Editor Jim McClure explained the project in his nomination:
It was big news when the Supreme Court ruled that it was unconstitutional to sentence a juvenile convicted of murder to life in prison without parole. But no one knew how what that ruling would mean — if anything — to people already serving that sentence. We wanted to find out what they were thinking. We made a list of York County’s juvenile lifers and wrote to them in prison. A few wrote back and said they’d be willing to talk. Reporters started setting up interviews — the classic super-slo-mo process of dealing with state prison, visitors’ lists and so on. Eventually we got our time with four men who’d been jailed since they were boys. In our series “Life, imprisoned,” the men revealed who they are now, and what they thought about who they were then. We set up the series around the question: Will some of them get a second chance? But our treatment portrayed them as human beings — not as causes to rally around, or outcasts to be condemned.
Judges praised the project:
This project is what great journalism should be: easy to read, difficult to take and impossible to put down. It takes up where a lot of other organizations’ work probably ended, putting a startlingly human face on a thorny public policy issue and compelling the reader to think about the topic in new ways. The reporting doubtlessly involved single-minded perseverance, as dealing with any prison system usually does. The writing is crisp, even terse, as the material demands.
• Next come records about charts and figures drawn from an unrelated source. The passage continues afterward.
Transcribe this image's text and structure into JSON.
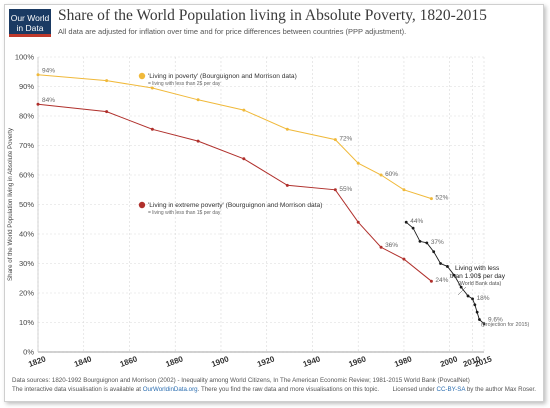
{
  "header": {
    "logo_line1": "Our World",
    "logo_line2": "in Data",
    "title": "Share of the World Population living in Absolute Poverty, 1820-2015",
    "subtitle": "All data are adjusted for inflation over time and for price differences between countries (PPP adjustment)."
  },
  "footer": {
    "sources": "Data sources: 1820-1992 Bourguignon and Morrison (2002) - Inequality among World Citizens, In The American Economic Review; 1981-2015 World Bank (PovcalNet)",
    "vis_prefix": "The interactive data visualisation is available at ",
    "vis_link": "OurWorldinData.org",
    "vis_suffix": ". There you find the raw data and more visualisations on this topic.",
    "license_prefix": "Licensed under ",
    "license_link": "CC-BY-SA",
    "license_suffix": " by the author Max Roser."
  },
  "chart_data": {
    "type": "line",
    "ylabel": "Share of the World Population living in Absolute Poverty",
    "xlim": [
      1820,
      2015
    ],
    "ylim": [
      0,
      100
    ],
    "x_ticks": [
      1820,
      1840,
      1860,
      1880,
      1900,
      1920,
      1940,
      1960,
      1980,
      2000,
      2010,
      2015
    ],
    "y_ticks": [
      "0%",
      "10%",
      "20%",
      "30%",
      "40%",
      "50%",
      "60%",
      "70%",
      "80%",
      "90%",
      "100%"
    ],
    "grid": true,
    "colors": {
      "poverty": "#f0b93a",
      "extreme": "#b0302c",
      "worldbank": "#1a1a1a"
    },
    "series": [
      {
        "key": "poverty",
        "legend": "'Living in poverty' (Bourguignon and Morrison data)",
        "legend_sub": "= living with less than 2$ per day",
        "x": [
          1820,
          1850,
          1870,
          1890,
          1910,
          1929,
          1950,
          1960,
          1970,
          1980,
          1992
        ],
        "y": [
          94,
          92,
          89.5,
          85.5,
          82,
          75.5,
          72,
          64,
          60,
          55,
          52
        ],
        "labels": [
          {
            "x": 1820,
            "y": 94,
            "text": "94%",
            "pos": "right-above"
          },
          {
            "x": 1950,
            "y": 72,
            "text": "72%",
            "pos": "right"
          },
          {
            "x": 1970,
            "y": 60,
            "text": "60%",
            "pos": "right"
          },
          {
            "x": 1992,
            "y": 52,
            "text": "52%",
            "pos": "right"
          }
        ]
      },
      {
        "key": "extreme",
        "legend": "'Living in extreme poverty' (Bourguignon and Morrison data)",
        "legend_sub": "= living with less than 1$ per day",
        "x": [
          1820,
          1850,
          1870,
          1890,
          1910,
          1929,
          1950,
          1960,
          1970,
          1980,
          1992
        ],
        "y": [
          84,
          81.5,
          75.5,
          71.5,
          65.5,
          56.5,
          55,
          44,
          35.5,
          31.5,
          24
        ],
        "labels": [
          {
            "x": 1820,
            "y": 84,
            "text": "84%",
            "pos": "right-above"
          },
          {
            "x": 1950,
            "y": 55,
            "text": "55%",
            "pos": "right"
          },
          {
            "x": 1970,
            "y": 36,
            "text": "36%",
            "pos": "right"
          },
          {
            "x": 1992,
            "y": 24,
            "text": "24%",
            "pos": "right"
          }
        ]
      },
      {
        "key": "worldbank",
        "legend": "Living with less",
        "legend_line2": "than 1.90$ per day",
        "legend_sub": "(World Bank data)",
        "x": [
          1981,
          1984,
          1987,
          1990,
          1993,
          1996,
          1999,
          2002,
          2005,
          2008,
          2010,
          2011,
          2012,
          2013,
          2015
        ],
        "y": [
          44,
          42,
          37.5,
          37,
          34,
          30,
          29,
          26,
          22,
          19,
          18,
          16,
          13.5,
          11,
          9.6
        ],
        "labels": [
          {
            "x": 1981,
            "y": 44,
            "text": "44%",
            "pos": "right"
          },
          {
            "x": 1990,
            "y": 37,
            "text": "37%",
            "pos": "right"
          },
          {
            "x": 2010,
            "y": 18,
            "text": "18%",
            "pos": "right"
          },
          {
            "x": 2015,
            "y": 9.6,
            "text": "9.6%",
            "pos": "right-above"
          }
        ],
        "projection_note": "(projection for 2015)"
      }
    ]
  }
}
The work by the York staff was exemplary and represented Journalism with a capital J. The series did a wonderful job of breaking down a complex Supreme Court ruling into evocative elements that connected with readers. While the stories center on a common theme, each stands on its own as compelling and well-written. Based on comments posted by readers, the series spurred debates about the justice system and conversations about the choices made in life. The work obviously requiring dogged determination locate the inmates and arrange the interviews, and the reporters should be commended for their persistence.
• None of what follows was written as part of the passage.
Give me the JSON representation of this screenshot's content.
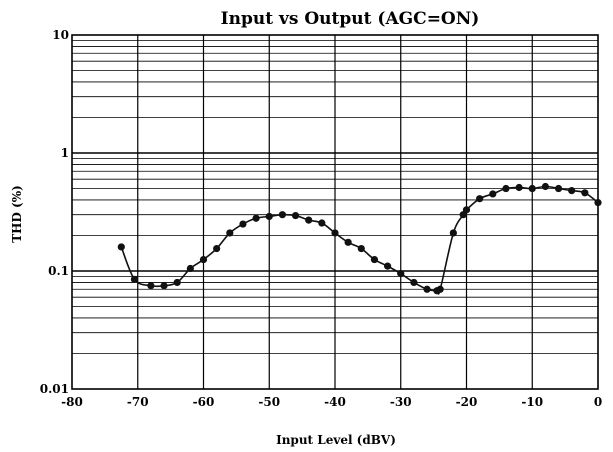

Teen lifers is the type of enterprise journalism every reporter wants to do. It tells the story of an under-served and often voiceless community while doing a public service and discussing an important issue that otherwise may have gone unnoticed. It was a reporting trifecta. A story like this is difficult to write and approach for a reporter. As outlined in their entry, the reporters didn’t treat these prisoners as victims, tragic heroes, or candidates for redemption. Instead, they were portrayed exactly as they are: People who committed severe crimes who are suddenly faced with the idea and the dream of freedom. The reporters’ deft ability to tell these stories while remaining objective allows the reader to subtly ponder – without being directly told or consumed with the topic – one of the eternal questions of the justice system: Is justice best served as punishment, rehabilitation or both? Digitally, the story was presented simply – if not overly so – with the stories and an artist’s portrayal as art. It would have been nice, if available, if there any old stories or documents related to the prisoner’s original crimes.
We’ve started awarding DFMies as staff prizes (a party for the newsroom) when more than two staff members are involved. But the York editors asked to make this an award for the three reporters and split the prize money among them, so we are doing that.
Other finalists in the Pennsylvania/New Jersey/West Virginia cluster were Black History Month projects by Ryan Blackwell and Sonya Paclob of the Public Opinion in Chambersburg, Pa., and Amy Stansbury of the Evening Sun in Hanover, Pa.